In another small bowl, use a spoon to mix the red fermented bean curd and fermented bean curd into a thin paste.

Mix the fermented milk, oyster sauce, chives, sesame oil, salt and white sugar into sesame paste and mix well.

Heat the oil in the wok to 80% heat over medium heat, put the dried chilies in a small bowl, and pour the heated oil on the dried chilies to make chili oil for serving. When eating, pour it on the dip and mix well.

Rinse material practice:

Mutton is stripped of fascia, and sliced into thick 1mm slices with a sharp blade perpendicular to muscle fibers, and stacked on a plate.

Fresh beef venetian blinds are rinsed in cold water for several times with one side facing outwards. When rinsing, each blade should be opened, and the impurities in the gap should be cleaned until there is no peculiar smell. Then, the smooth side should be faced outwards, and the oil film should be torn off and cleaned again. Subsequently, the beef venetian blinds were cut into strips with a width of 0.5cm and a length of 10cm at the angle perpendicular to the venetian blinds.

The frozen tofu is thawed in advance, and the south tofu is cut into pieces with a thickness of 4cm square and 0.5cm respectively, and put on a plate for later use. Soak the vermicelli in warm water in advance 10 minutes until it is soft, and serve it on a plate.

Wash the white radish, peel off the skin, cut it into 0.5cm thick pieces and put it on the plate.
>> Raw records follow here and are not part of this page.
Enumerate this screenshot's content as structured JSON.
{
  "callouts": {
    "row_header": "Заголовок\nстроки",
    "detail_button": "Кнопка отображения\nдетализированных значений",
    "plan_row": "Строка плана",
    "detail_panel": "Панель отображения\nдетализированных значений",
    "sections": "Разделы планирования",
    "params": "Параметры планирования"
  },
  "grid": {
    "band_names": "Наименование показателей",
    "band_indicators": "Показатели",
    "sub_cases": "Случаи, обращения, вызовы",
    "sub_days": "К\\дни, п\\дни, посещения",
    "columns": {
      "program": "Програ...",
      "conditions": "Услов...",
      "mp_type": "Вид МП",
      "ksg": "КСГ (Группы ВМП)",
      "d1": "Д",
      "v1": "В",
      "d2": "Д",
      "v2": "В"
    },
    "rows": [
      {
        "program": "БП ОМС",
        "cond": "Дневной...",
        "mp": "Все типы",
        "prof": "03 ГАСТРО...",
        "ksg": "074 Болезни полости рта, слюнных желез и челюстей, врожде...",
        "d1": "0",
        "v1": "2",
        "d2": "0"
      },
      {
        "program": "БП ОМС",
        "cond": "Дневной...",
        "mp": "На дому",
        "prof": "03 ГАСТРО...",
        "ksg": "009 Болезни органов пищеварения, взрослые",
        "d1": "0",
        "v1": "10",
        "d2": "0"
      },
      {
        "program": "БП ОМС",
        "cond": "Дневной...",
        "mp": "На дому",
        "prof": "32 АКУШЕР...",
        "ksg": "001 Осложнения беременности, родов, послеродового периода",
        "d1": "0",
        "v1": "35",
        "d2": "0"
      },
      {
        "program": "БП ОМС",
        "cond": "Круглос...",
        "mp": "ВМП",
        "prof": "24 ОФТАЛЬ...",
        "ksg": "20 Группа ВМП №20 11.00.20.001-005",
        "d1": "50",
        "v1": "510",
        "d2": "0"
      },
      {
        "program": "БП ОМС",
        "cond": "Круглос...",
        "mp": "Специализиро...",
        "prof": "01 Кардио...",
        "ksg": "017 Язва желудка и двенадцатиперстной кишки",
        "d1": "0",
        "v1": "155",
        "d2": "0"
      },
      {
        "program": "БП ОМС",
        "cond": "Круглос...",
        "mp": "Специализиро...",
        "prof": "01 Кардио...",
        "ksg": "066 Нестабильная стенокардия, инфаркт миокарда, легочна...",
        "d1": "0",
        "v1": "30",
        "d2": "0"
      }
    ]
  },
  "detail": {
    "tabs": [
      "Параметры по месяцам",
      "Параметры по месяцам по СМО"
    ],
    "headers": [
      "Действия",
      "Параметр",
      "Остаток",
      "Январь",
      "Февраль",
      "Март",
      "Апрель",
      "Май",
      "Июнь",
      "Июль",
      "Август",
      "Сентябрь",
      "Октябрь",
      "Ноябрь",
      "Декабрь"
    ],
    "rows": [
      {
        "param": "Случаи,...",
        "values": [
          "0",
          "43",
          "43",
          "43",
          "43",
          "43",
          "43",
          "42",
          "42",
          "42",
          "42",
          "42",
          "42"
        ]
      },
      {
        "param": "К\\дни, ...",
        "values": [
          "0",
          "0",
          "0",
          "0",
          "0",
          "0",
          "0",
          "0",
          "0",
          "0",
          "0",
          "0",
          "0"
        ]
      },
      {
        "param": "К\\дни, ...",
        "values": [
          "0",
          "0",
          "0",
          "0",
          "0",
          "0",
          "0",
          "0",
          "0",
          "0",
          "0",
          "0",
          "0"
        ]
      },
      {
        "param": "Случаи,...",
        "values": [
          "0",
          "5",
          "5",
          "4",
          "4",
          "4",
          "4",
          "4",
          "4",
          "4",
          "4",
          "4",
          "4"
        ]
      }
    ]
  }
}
Wash the leaves of Chinese cabbage, cut them longitudinally and put them on a plate for later use.

Tips:

Selection of mutton: The most common practice of instant-boiled mutton in old Beijing is to pick the mutton and freeze it tightly, and then slice it with a sharp knife or slicer. But the more traditional and delicious way is to use fresh mutton slices, rinse them and dip them in the dip. Fresh mutton is more tender than frozen meat after rinsing.

Other hotpot: The traditional hotpot in old Beijing is relatively simple, mainly mutton, beef tripe, cabbage, vermicelli and frozen tofu. Nowadays, restaurants have greatly enriched the rinse materials. You can make instant-boiled mutton at home, and you can also add your favorite materials to rinse.